Buchtipp: Adam Johnson – Das geraubte Leben des Waisen Jun Do

Pünktlich zum neuen Jahr gibt es hier einen Buchtipp von mir. Mit zwei Daumen nach oben.
Wie ich außerdem nach dem Lesen erfahren habe, hat “Das geraubte Leben des Waisen Jun Do” den Pulizerpreis 2013 gewonnen. Bin ich für.

Das Buch ist die Lebensgeschichte des Protagonisten Pak Jun Do, einem nicht ganz Waisenjungen aus Nordkorea. In dem totalitären, nordkoreanischen Regime, das vollständig auf Propaganda gebaut ist, ist auch in der Geschichte nicht immer klar, was stimmt und was nicht. Außer Jun Do gibt es noch zwei weitere Erzähler, einen Vernehmungsspezialisten und die Erzählstimme der Lautsprecherdurchsagen des Regimes, die oberflächlich gesehen der eigentlichen Geschichte widersprechen. Das hört sich verwirrend an, ja, und das Buch ist auch nichts für jemanden, der einfach schnell ein bisschen was runterlesen will. Aber die Mühe lohnt sich.
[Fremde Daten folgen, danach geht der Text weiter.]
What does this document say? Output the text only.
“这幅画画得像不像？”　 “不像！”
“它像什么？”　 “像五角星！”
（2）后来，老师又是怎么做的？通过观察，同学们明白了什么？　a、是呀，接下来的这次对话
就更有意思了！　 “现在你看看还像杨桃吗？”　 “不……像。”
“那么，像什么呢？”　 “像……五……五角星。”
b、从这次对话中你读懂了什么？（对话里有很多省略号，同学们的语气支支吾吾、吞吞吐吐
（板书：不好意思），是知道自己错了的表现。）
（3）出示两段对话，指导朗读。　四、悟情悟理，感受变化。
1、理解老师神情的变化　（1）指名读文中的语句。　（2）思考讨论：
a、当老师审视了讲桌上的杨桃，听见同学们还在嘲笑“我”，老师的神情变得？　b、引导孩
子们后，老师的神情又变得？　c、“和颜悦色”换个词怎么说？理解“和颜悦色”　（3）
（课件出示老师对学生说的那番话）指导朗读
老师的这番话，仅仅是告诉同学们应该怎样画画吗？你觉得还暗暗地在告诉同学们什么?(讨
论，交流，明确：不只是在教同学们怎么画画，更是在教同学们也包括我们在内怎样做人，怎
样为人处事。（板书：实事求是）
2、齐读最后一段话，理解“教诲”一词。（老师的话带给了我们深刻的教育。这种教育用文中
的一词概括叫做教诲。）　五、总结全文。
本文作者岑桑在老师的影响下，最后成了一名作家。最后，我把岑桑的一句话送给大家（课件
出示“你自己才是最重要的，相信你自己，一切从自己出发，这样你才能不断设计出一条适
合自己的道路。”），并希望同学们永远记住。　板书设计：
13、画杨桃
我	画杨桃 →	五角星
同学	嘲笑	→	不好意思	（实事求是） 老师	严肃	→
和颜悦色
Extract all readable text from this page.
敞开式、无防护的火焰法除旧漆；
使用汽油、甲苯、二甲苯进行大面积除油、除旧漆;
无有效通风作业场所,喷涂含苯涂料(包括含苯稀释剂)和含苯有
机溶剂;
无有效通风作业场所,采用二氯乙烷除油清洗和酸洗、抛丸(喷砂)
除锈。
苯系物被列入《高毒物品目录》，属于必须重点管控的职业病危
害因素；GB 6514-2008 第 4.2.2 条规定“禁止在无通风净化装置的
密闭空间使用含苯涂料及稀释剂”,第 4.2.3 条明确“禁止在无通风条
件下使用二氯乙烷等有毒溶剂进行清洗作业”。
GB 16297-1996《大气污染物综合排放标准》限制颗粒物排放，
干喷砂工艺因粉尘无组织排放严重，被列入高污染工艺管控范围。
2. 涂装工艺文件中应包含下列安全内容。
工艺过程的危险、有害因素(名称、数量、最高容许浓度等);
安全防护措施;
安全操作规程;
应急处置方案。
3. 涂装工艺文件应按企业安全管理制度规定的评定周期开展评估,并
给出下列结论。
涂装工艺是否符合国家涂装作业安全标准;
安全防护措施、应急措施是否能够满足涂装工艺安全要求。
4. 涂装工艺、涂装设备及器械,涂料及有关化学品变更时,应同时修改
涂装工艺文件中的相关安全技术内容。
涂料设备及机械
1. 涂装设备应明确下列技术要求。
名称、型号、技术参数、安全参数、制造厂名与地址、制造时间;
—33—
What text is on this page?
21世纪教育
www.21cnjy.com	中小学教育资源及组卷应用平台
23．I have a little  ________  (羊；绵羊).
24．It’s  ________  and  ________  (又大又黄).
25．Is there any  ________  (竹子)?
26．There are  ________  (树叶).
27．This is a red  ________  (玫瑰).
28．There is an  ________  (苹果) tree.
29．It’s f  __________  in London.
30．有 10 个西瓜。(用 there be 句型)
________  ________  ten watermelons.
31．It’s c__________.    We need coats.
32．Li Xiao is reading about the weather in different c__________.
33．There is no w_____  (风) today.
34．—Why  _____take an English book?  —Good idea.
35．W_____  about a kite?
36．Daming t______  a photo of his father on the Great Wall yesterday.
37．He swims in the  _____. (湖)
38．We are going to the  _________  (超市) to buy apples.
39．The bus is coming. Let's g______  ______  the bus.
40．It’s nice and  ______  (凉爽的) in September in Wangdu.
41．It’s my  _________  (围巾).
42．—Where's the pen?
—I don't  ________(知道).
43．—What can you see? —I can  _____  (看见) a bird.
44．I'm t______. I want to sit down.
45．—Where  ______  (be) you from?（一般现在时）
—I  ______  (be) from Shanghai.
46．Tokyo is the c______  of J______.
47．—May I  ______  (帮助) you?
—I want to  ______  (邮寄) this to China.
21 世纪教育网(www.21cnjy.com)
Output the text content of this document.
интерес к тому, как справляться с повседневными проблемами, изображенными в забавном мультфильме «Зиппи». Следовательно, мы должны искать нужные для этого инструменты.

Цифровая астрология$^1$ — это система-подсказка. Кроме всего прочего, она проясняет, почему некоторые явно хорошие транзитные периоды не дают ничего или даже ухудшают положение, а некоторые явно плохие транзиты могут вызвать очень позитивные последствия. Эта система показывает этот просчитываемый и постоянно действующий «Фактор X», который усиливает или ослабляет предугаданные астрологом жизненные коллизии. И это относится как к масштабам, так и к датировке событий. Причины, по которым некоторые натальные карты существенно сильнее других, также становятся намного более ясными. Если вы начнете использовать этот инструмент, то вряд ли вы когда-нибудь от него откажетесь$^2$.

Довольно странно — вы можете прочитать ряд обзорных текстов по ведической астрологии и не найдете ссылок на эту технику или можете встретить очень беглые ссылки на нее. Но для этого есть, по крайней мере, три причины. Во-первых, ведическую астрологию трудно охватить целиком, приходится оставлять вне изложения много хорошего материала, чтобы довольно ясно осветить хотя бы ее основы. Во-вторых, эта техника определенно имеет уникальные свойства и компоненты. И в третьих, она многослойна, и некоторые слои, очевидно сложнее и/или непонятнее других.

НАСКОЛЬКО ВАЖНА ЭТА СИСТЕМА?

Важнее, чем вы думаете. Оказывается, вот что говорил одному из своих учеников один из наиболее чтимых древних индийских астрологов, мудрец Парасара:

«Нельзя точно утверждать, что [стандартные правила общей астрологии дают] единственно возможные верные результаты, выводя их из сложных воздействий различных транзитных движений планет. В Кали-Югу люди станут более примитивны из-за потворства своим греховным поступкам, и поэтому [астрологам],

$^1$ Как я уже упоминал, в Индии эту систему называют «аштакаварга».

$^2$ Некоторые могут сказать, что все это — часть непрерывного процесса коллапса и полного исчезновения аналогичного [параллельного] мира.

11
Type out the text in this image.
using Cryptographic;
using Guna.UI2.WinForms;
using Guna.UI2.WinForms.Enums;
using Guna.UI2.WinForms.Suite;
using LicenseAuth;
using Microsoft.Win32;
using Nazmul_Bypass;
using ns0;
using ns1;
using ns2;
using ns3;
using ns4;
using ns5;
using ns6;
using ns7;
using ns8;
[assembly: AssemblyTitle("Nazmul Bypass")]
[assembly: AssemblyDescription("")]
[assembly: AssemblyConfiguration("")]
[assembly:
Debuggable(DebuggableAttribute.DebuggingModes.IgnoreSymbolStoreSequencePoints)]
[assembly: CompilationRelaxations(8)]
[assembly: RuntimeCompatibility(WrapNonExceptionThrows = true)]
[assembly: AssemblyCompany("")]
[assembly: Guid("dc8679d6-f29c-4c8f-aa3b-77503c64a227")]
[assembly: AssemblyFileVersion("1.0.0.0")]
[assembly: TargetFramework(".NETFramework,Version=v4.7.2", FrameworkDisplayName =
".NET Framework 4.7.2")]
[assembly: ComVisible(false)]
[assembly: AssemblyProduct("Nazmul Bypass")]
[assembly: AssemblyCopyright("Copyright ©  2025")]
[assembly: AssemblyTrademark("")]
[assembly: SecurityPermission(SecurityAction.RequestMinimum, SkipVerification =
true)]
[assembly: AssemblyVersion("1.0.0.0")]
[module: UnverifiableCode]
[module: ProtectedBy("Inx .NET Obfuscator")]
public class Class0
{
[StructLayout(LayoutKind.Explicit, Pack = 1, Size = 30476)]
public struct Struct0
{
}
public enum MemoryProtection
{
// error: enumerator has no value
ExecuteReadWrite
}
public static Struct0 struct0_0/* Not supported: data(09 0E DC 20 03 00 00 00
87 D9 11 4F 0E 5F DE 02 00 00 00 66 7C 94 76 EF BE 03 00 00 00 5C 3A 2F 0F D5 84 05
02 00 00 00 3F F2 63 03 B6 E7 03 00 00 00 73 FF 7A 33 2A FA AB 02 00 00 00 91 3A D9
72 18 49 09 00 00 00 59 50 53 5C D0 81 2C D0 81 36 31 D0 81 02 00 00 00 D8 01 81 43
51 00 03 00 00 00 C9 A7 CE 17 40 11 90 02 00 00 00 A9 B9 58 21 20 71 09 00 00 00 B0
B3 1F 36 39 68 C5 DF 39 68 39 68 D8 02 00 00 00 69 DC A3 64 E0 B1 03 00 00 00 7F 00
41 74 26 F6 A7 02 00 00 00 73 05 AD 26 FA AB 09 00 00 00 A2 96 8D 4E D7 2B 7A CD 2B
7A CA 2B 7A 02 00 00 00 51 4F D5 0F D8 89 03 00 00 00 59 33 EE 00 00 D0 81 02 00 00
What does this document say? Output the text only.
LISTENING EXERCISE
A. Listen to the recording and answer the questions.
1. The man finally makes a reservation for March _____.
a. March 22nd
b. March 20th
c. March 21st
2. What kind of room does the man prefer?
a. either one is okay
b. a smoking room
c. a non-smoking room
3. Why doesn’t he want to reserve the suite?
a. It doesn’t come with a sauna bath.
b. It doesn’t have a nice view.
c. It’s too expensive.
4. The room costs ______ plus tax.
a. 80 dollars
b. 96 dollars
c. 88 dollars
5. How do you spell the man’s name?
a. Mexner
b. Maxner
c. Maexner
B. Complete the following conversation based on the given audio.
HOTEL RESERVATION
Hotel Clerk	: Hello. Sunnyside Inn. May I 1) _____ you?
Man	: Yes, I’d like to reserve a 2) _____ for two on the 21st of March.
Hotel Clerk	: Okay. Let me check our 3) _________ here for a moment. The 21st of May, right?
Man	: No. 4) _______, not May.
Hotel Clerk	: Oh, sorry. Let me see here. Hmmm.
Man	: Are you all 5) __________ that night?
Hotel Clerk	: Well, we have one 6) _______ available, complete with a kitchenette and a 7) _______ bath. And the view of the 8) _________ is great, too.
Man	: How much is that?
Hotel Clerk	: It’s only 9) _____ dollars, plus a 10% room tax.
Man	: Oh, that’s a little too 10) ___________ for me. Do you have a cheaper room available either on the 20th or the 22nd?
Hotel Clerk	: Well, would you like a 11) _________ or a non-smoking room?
Autor Adam Johnson hat jahrelang für das Buch recherchiert. Er hat sich “offizielle” Aussagen angehört und mit vielen Flüchtlingen gesprochen. Aus diesen ungefilterten Darstellungen, die das Elend und die Lebensumstände in Nordkorea beschreiben, hat er die Figur Pak Jun Do und seine Geschichte gebastelt. Was darin auf echten Lebensgeschichten beruht und was der Fantasie des Autors entspringt, sagt Johnson nicht. Und das passt auch wieder zu diesem auf gruselige Art faszinierenden Land.

Ihr solltet euch mal ein paar der Dokus auf YouTube ansehen (was ich nach dem Buch gemacht habe): Nordkorea ist abgeschottet. Besucher werden von Reiseführern begleitet und zu Orten geführt, bei denen alle Anwesenden ihre vorgefertigten Rollen spielen. Es geht immer um ein Bild, das transportiert werden soll, und es ist sehr schwer, die Menschen hinter diesen Rollen kennenzulernen.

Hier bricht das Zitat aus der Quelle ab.